Just as she began to pursue God, her family faced a crisis. Her 15-year-old brother Willie developed bone cancer in his leg. She’d seen enough cases to believe the brother, who was more like a son to her, faced a grim prognosis.

It usually unfolded like this: Doctors amputate the affected bone, administer chemotherapy, and patients survive perhaps a year.

The diagnosis crushed the doctor in Woodard. Quickly, the believer took over.

“I was consumed with praying for him because I knew that even with the best of care it was hopeless,” she says. “But I still felt that God could do something for him.”

Against such a dim backdrop, Willie lived. Somehow, despite being on Medicaid, he was assigned one of the world’s leading cancer surgeons at the University of Florida in Gainesville.
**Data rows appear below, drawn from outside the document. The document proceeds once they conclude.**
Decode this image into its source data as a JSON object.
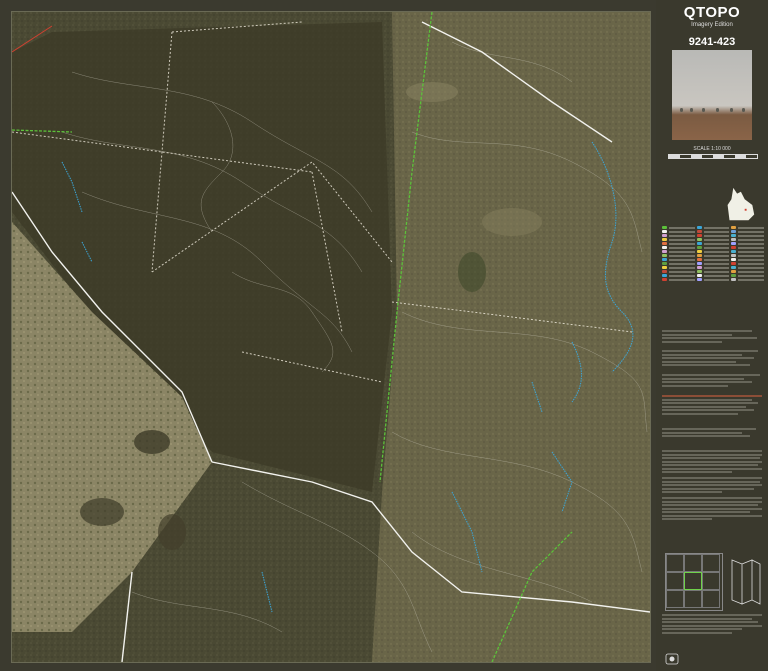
{
  "header": {
    "title": "QTOPO",
    "subtitle": "Imagery Edition",
    "sheet_number": "9241-423"
  },
  "scale": {
    "label": "SCALE 1:10 000"
  },
  "map": {
    "track_color": "#f2f2ee",
    "boundary_green": "#5cc23a",
    "water_blue": "#3aa6d8",
    "contour_color": "#c9c6b8"
  }
}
Rather than amputate, the surgeon tried a new procedure: removing the tumor, grafting bone from a cadaver, and stabilizing the splice job with a metal rod.

Today, Willie is still walking, albeit with a limp.

“For me to know that God was a healer was a vital piece of information because doctors are thought of as healers in this society, and there are so many things that doctors cannot do,” she says.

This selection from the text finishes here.